Splitsing placenta en foetus
Die ‘genetische regulatie’ is cruciaal tijdens de zwangerschap, wanneer embryonale cellen zich moeten ontwikkelen tot allerlei verschillende celtypes. De allereerste keuze die in het embryo gemaakt moet worden is of een cel onderdeel wordt van de placenta of van de foetus. Een internationaal onderzoeksteam van Radboud Universiteit (RU), Radboudumc, KU Leuven, Babraham Institute, UGent en IMBA heeft ontdekt dat die hele vroege besluitvorming epigenetisch wordt gereguleerd. Dit biedt nieuwe informatie over de menselijke ontwikkeling en de manier waarop die ontwikkeling wordt gestuurd. De resultaten zijn nu gepubliceerd in Nature Cell Biology.

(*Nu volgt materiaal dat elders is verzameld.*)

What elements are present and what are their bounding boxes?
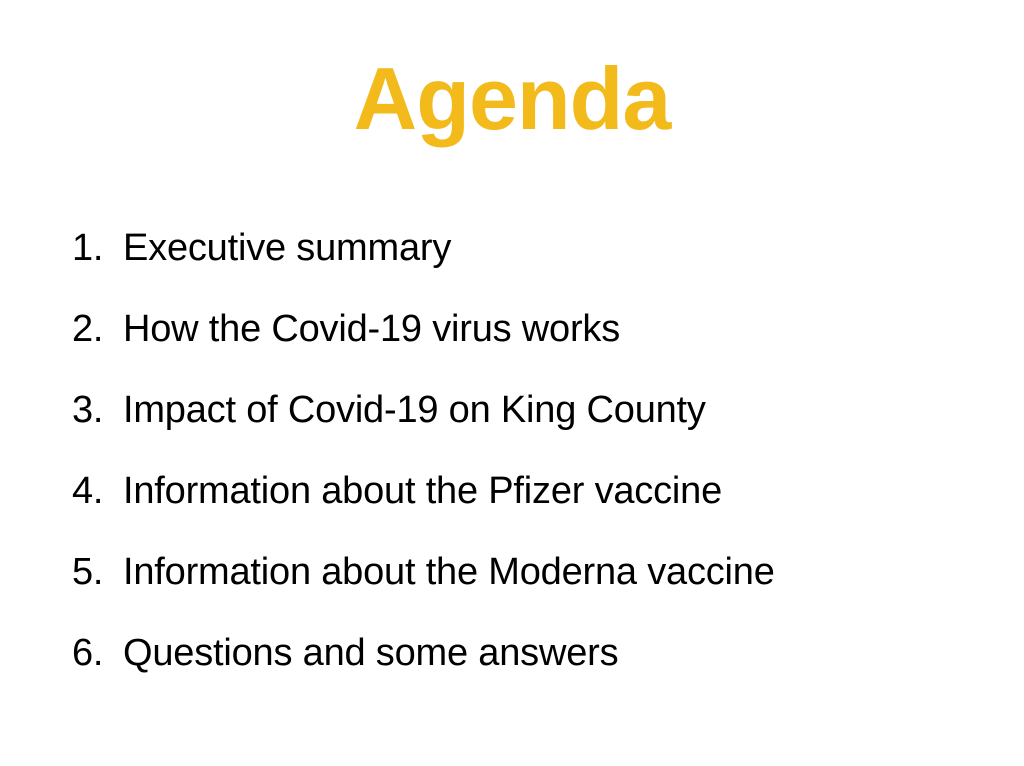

Een mensenleven begint met de samensmelting van zaadcel en eicel. Op de vijfde of zesde dag is de bevruchte eicel een blastocyst geworden, een snel delend hol bolletje cellen dat uit een binnenste en buitenste laag cellen bestaat. De buitenste laag vormt de placenta; de binnenste laag ontwikkelt zich tot een embryo. De formatie van deze blastocyst is een complex proces waarbij elke stap van cruciaal belang is, en de geringste fout kan leiden tot afwijkingen of afsterven van het embryo.
Epigenetische schakelaar
De onderzoekers wilden weten hoe dit proces in die allereerste ontwikkelingsfase van de bevruchte eicel precies in elkaar zit. Tot dusver werd gedacht dat epigenetica geen rol speelde tijdens deze hele vroege keuzemomenten. Aan de hand van een celmodel dat het blastocyst-stadium nauwkeurig nabootst tijdens de eerste week van de zwangerschap, werd in het lab minutieus onderzocht hoe de embryonale cellen worden gereguleerd. Vincent Pasque van KU Leuven: “De eerste keuze die embryonale cellen moeten maken, is of ze tot de buitenste of binnenste laag van de blastocyst zullen behoren. Dit bepaalt immers of ze cellen van de placenta worden of dat de cellen deel gaan uitmaken van het uiteindelijke embryo.” En verrassend genoeg bleek ook in die hele vroege keuze epigenetica wel degelijk een rol te spelen.
Ontwikkeling sturen
Dick Zijlmans, moleculair bioloog aan de RU en eerste auteur van het artikel: “We hebben gebruik gemaakt van speciale stamcellen die in het lab dezelfde eigenschappen vertonen als de embryonale cellen die deel uitmaken van het blastocyst tijdens de zwangerschap. Op die manier ontdekten we dat het polycomb repressive complex 2, kortweg PRC2, een belangrijke factor is die bepaalt tot welk deel van de blastocyst een cel zal behoren. Als we PRC2 onderdrukken, worden er meer placenta-cellen gevormd. Wordt PRC2 gestimuleerd, dan slaan meer cellen de richting in van foetus-ontwikkeling.”
Meer inzicht
Hendrik Marks, moleculair bioloog aan het Radboud Institute for Molecular Life Sciences (RIMLS) en mede laatste auteur: “Dankzij dit onderzoek begrijpen we embryonale ontwikkeling beter en weten we welke schakels belangrijk zijn voor de vorming van de placenta. Op langere termijn kan dit inzicht bijdragen aan onderzoek naar innesteling van embryo’s in de eerste dagen na bevruchting en waarom het ook kan mislopen. Ons onderzoek opent de weg om bij een breed spectrum aan genetisch aandoeningen te kijken wat er misgaat bij embryonale aandoeningen. Mogelijk biedt het ook aanknopingspunten om IVF verder te verbeteren, zowel wat betreft de kweekcondities als het terugplaatsen van de embryo’s. Dit is sowieso een veld waar momenteel veel spannende ontwikkelingen plaatsvinden en ons artikel is daarvan een nieuw en interessant onderdeel.”